Well, every budget has two components: money out (spending) and money in (income). Even if you stick to your “money-out” target, you might still run out of funds if your budgeted “money-in” was wrong or insufficient.
Hourly jobs can make it challenging to budget at times. Sometimes you won’t know how many shifts you’ll work in a month or how much you’ll earn during those shifts. Is it just impossible to budget with irregular income? Well, it’s not impossible, but it is more difficult to build an accurate budget when you can’t reliably predict your income.
That’s why CreditNinja is here with helpful tips you need for building a useful budget when your income varies month-to-month!
Build a Low-income, Low-spend Budget
Ok, the first step is to write down the lowest amount of money you might earn in a month. We’ll call this amount your “income floor.”
But how do you estimate your income floor? Look back at the paychecks you’ve earned at your current pay rate. The lowest amount you’ve brought home in a month at that rate is a good starting point for estimating your income floor.
It’s important to consider what led that month’s earnings to be lower than other months. Did you get sick and have to miss a week? Did you take an unpaid vacation? If something happened that kept you from working, you can adjust your income floor upward. The goal is to estimate the lowest amount you would bring home when budgeting for a “normal month.”
Using your income floor estimate, you can build a low-income, low-spend budget. If you’re a first time budgeter or would simply like a refresher, check out our budgeting tips for beginners.
If you wind up bringing home your income-floor amount, there probably won’t be much room in your budget for entertainment or other unnecessary purchases. Unfortunately, you’ll have to cut those items from your low-income, low-spend budget. Take a spin through our article on wants vs needs for pointers on deciding what’s essential and what can be cut.
It’s possible that your budget won’t end up exactly like you want it. No need to stress! Now is the time to think through how you would cover the gap between your income floor and spending needs. Do you have family or friends you could borrow from? Is there another income source you could tap?

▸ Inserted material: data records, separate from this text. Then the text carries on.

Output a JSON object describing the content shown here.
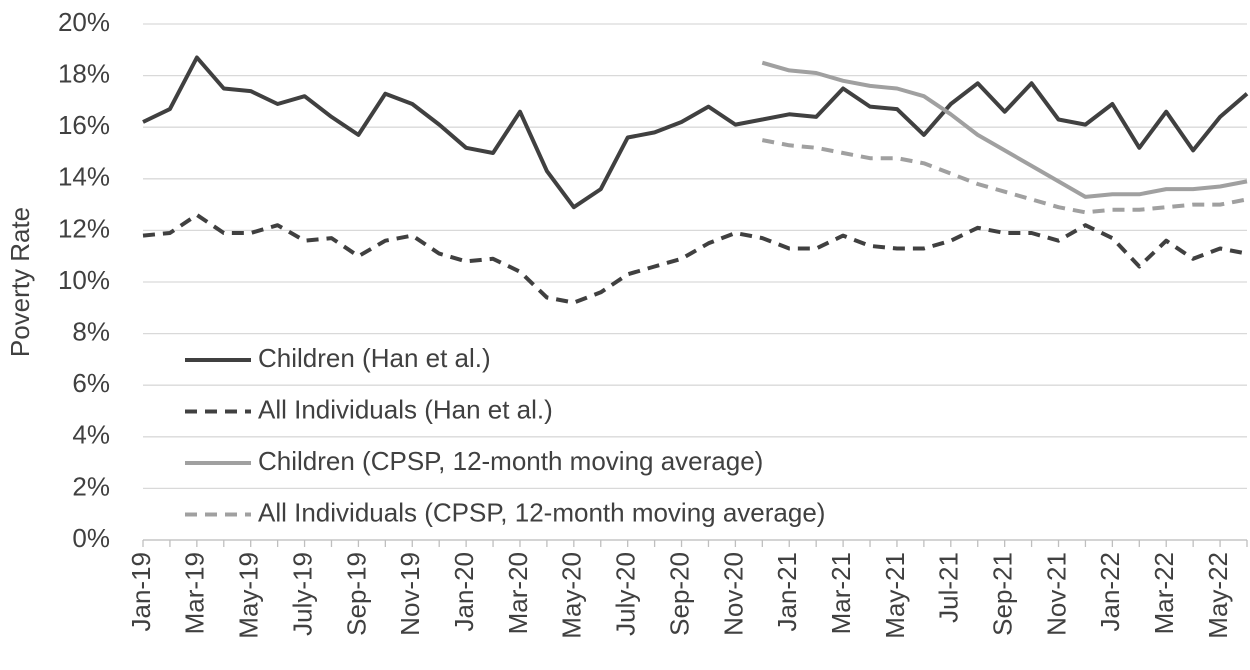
{
  "chart_data": {
    "type": "line",
    "y_label": "Poverty Rate",
    "categories": [
      "Jan-19",
      null,
      "Mar-19",
      null,
      "May-19",
      null,
      "July-19",
      null,
      "Sep-19",
      null,
      "Nov-19",
      null,
      "Jan-20",
      null,
      "Mar-20",
      null,
      "May-20",
      null,
      "July-20",
      null,
      "Sep-20",
      null,
      "Nov-20",
      null,
      "Jan-21",
      null,
      "Mar-21",
      null,
      "May-21",
      null,
      "Jul-21",
      null,
      "Sep-21",
      null,
      "Nov-21",
      null,
      "Jan-22",
      null,
      "Mar-22",
      null,
      "May-22",
      null
    ],
    "series": [
      {
        "name": "Children (Han et al.)",
        "color": "#404040",
        "dashed": false,
        "values": [
          16.2,
          16.7,
          18.7,
          17.5,
          17.4,
          16.9,
          17.2,
          16.4,
          15.7,
          17.3,
          16.9,
          16.1,
          15.2,
          15.0,
          16.6,
          14.3,
          12.9,
          13.6,
          15.6,
          15.8,
          16.2,
          16.8,
          16.1,
          16.3,
          16.5,
          16.4,
          17.5,
          16.8,
          16.7,
          15.7,
          16.9,
          17.7,
          16.6,
          17.7,
          16.3,
          16.1,
          16.9,
          15.2,
          16.6,
          15.1,
          16.4,
          17.3
        ]
      },
      {
        "name": "All Individuals (Han et al.)",
        "color": "#404040",
        "dashed": true,
        "values": [
          11.8,
          11.9,
          12.6,
          11.9,
          11.9,
          12.2,
          11.6,
          11.7,
          11.0,
          11.6,
          11.8,
          11.1,
          10.8,
          10.9,
          10.4,
          9.4,
          9.2,
          9.6,
          10.3,
          10.6,
          10.9,
          11.5,
          11.9,
          11.7,
          11.3,
          11.3,
          11.8,
          11.4,
          11.3,
          11.3,
          11.6,
          12.1,
          11.9,
          11.9,
          11.6,
          12.2,
          11.7,
          10.6,
          11.6,
          10.9,
          11.3,
          11.1
        ]
      },
      {
        "name": "Children (CPSP, 12-month moving average)",
        "color": "#a0a0a0",
        "dashed": false,
        "values": [
          null,
          null,
          null,
          null,
          null,
          null,
          null,
          null,
          null,
          null,
          null,
          null,
          null,
          null,
          null,
          null,
          null,
          null,
          null,
          null,
          null,
          null,
          null,
          18.5,
          18.2,
          18.1,
          17.8,
          17.6,
          17.5,
          17.2,
          16.5,
          15.7,
          15.1,
          14.5,
          13.9,
          13.3,
          13.4,
          13.4,
          13.6,
          13.6,
          13.7,
          13.9
        ]
      },
      {
        "name": "All Individuals (CPSP, 12-month moving average)",
        "color": "#a0a0a0",
        "dashed": true,
        "values": [
          null,
          null,
          null,
          null,
          null,
          null,
          null,
          null,
          null,
          null,
          null,
          null,
          null,
          null,
          null,
          null,
          null,
          null,
          null,
          null,
          null,
          null,
          null,
          15.5,
          15.3,
          15.2,
          15.0,
          14.8,
          14.8,
          14.6,
          14.2,
          13.8,
          13.5,
          13.2,
          12.9,
          12.7,
          12.8,
          12.8,
          12.9,
          13.0,
          13.0,
          13.2
        ]
      }
    ],
    "ylim": [
      0,
      20
    ],
    "yticks": [
      {
        "value": 0,
        "label": "0%"
      },
      {
        "value": 2,
        "label": "2%"
      },
      {
        "value": 4,
        "label": "4%"
      },
      {
        "value": 6,
        "label": "6%"
      },
      {
        "value": 8,
        "label": "8%"
      },
      {
        "value": 10,
        "label": "10%"
      },
      {
        "value": 12,
        "label": "12%"
      },
      {
        "value": 14,
        "label": "14%"
      },
      {
        "value": 16,
        "label": "16%"
      },
      {
        "value": 18,
        "label": "18%"
      },
      {
        "value": 20,
        "label": "20%"
      }
    ],
    "grid": true,
    "legend_position": "lower left"
  }
}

If bringing home your income floor means you’ll have a budget gap, it’s an especially good idea to set aside funds in the months you bring home more income, so that you can bridge that gap in future months.
Budgeting with a low income or irregular income is possible, but it will take a little hard work.
Build a Typical-income Budget
In most months you’ll bring home more than your income floor. Don’t just budget for the worst! Take another look at the pay you’ve taken home at your current rate. This time around, we’re looking for a good estimate of your typical income.
Typical income is a bit trickier to find than your income floor. It will be somewhere in-between your highest earning month and your lowest earning month. But where exactly will it fall? Is there a small range of amounts you see coming up again and again? If so, that’s a good place to start.
If you’re struggling to narrow it down to a typical income, you can calculate your average monthly income over the past 12 months and use that average monthly income as your typical income.
Two Budgets?! What Next?
Now you have two budgets. How should you use them? At the beginning of the month, it’s tough to tell how much you’ll be bringing home, so it’s smart to stick to your low-income, low-spend budget. After a week or two you should have a better feel for what your total income will look like for the month. At that point, you can consider shifting gears and using your typical-income budget.
After using both a low-income/low-spend budget and a typical-income budget, you can decide which budget works best for you. With flexibility you can make your budgets work for you. Don’t let irregular income be a hurdle to financial wellness!